In a large program, I found a bug that numbers were coming out as NaN. I'm having trouble understanding the cause.
In the context of this larger problem, the import data often is detected as object because there are may be blanks "" or spaces " ". I want to change "" or " " (any number of spaces) to np.nan. I want this to work whether the input is a series with one element or many, and if the element is numeric or string.
However, when I try the regex that seems obvious, it changes a valid number to NaN. This is inside the debugger:
ipdb> temp_v1
value 1250.00
Name: standard, dtype: object
ipdb> temp_v1.replace(r"\s*", np.nan, regex=True)
value NaN
Name: standard, dtype: float64
ipdb> type(temp_v1)
<class 'pandas.core.series.Series'>
ipdb> temp_v1.dtype
dtype('O')
ipdb> temp_v1.str.replace(r"\s*", np.nan, regex=True)
*** TypeError: repl must be a string or callable
ipdb> temp_v1.astype(str).replace(r"\s*", np.nan, regex=True)
value NaN
Name: standard, dtype: float64
This is a simple mre for experimentation:
import pandas as pd
import numpy as np
x = pd.Series(['1250.00'])
x.replace(r"\s*", np.nan, regex=True)
When I run that, the output is NaN. Usually...
If I fiddle around in the terminal and try this over and over, it works correctly sometimes, but fails usually. This one succeeds, but I have no idea why.
In [19]: x = pd.Series(['123.44'])
In [20]: x.replace(r"\s*", "", regex=True)
Out[20]:
0 123.44
dtype: object
Do same a few lines later, fail:
In [29]: x = pd.Series(['123.44'])
In [30]: x.replace(r'\s*', np.nan, regex=True)
Out[30]:
0 NaN
dtype: float64
CodePudding user response:
It appears that python is stumbling on the regex. It can successfully identify the regex for checking for spaces, but sees everything has "no space". If I replace the np.nan with the string "7" then I can see that the replace statement is replacing all of the empty space between characters (instead of just checking for an empty cell).

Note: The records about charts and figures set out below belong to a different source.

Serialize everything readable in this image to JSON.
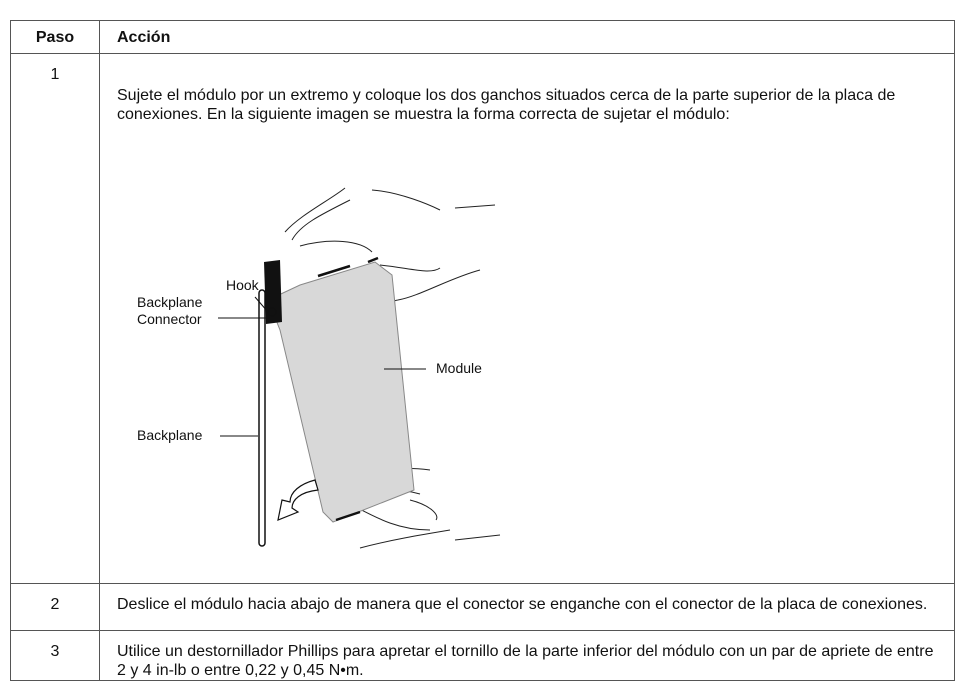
{
  "header": {
    "paso": "Paso",
    "accion": "Acción"
  },
  "rows": [
    {
      "step": "1",
      "text": "Sujete el módulo por un extremo y coloque los dos ganchos situados cerca de la parte superior de la placa de conexiones. En la siguiente imagen se muestra la forma correcta de sujetar el módulo:"
    },
    {
      "step": "2",
      "text": "Deslice el módulo hacia abajo de manera que el conector se enganche con el conector de la placa de conexiones."
    },
    {
      "step": "3",
      "text": "Utilice un destornillador Phillips para apretar el tornillo de la parte inferior del módulo con un par de apriete de entre 2 y 4 in-lb o entre 0,22 y 0,45 N•m."
    }
  ],
  "figure": {
    "hook": "Hook",
    "backplane_connector": [
      "Backplane",
      "Connector"
    ],
    "module": "Module",
    "backplane": "Backplane"
  }
}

If I replace your regex with an "or" statement checking for spaces or a completely empty cell, then I get what you are wanting to see.

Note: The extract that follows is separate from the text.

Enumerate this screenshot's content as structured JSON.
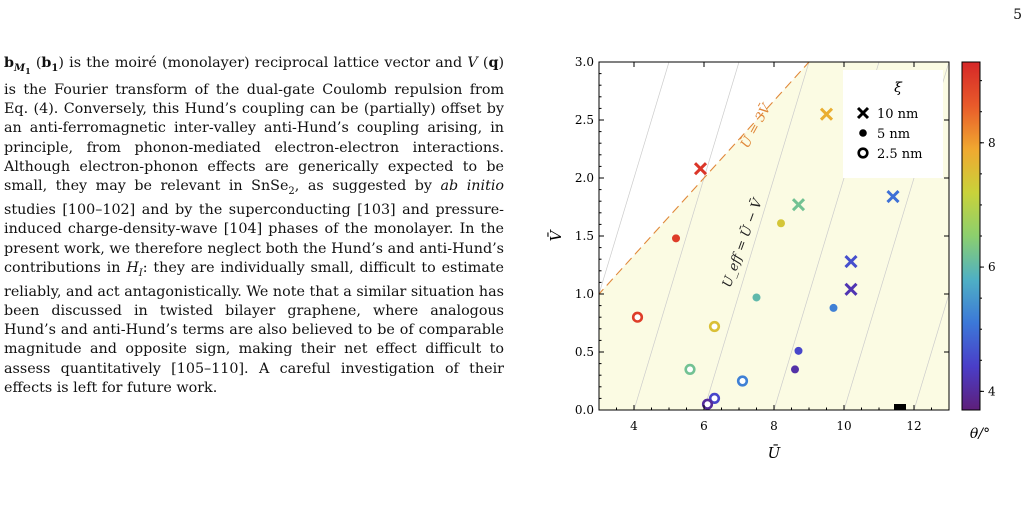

x = pd.Series(['1250.00','',' '])
x.replace(r'^\s*$| ', np.nan, regex=True)
CodePudding user response:
If you only want to handle blank and multi-space strings ("" or "\s ") you can use pd.to_numeric with errors="coerce"
import pandas as pd # version 1.1.5
x = pd.Series(["125.00", "", " ", "123.44"])

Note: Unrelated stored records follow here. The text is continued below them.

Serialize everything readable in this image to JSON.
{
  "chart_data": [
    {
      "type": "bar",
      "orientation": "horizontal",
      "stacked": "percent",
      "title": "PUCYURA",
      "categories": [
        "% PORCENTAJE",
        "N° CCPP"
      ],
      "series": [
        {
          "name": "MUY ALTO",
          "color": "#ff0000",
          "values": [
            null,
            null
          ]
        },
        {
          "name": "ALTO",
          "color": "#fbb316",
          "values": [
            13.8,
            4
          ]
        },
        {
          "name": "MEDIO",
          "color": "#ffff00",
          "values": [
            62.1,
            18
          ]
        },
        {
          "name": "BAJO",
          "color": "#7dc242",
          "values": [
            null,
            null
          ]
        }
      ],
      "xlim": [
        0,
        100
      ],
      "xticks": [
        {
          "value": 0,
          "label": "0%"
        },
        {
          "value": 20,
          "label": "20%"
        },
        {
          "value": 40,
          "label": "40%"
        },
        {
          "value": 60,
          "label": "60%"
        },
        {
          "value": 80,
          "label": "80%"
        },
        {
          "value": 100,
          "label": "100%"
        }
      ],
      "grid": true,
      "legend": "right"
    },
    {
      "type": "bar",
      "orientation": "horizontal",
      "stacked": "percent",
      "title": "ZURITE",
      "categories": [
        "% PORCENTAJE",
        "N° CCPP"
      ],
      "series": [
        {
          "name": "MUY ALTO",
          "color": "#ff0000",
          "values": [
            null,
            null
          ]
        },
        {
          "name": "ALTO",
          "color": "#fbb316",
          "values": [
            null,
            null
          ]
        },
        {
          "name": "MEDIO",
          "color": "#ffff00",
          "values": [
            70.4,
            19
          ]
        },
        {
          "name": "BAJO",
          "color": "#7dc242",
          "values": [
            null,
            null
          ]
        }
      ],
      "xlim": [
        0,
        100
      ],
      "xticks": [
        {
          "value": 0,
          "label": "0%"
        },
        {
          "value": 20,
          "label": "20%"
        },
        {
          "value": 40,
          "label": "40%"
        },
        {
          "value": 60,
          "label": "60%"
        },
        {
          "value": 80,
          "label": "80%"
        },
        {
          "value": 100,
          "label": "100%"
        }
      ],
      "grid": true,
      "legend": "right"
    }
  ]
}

pd.to_numeric(x, errors="coerce")
Out
0 125.00
1 NaN
2 NaN
3 123.44
dtype: float64
Will also work if other string-values are present, though you may wish to inspect these further:
x = pd.Series(["125.00", "", " ", "123.44", "test"])
pd.to_numeric(x, errors="coerce")
Out
0 125.00
1 NaN
2 NaN
3 123.44
4 NaN
dtype: float64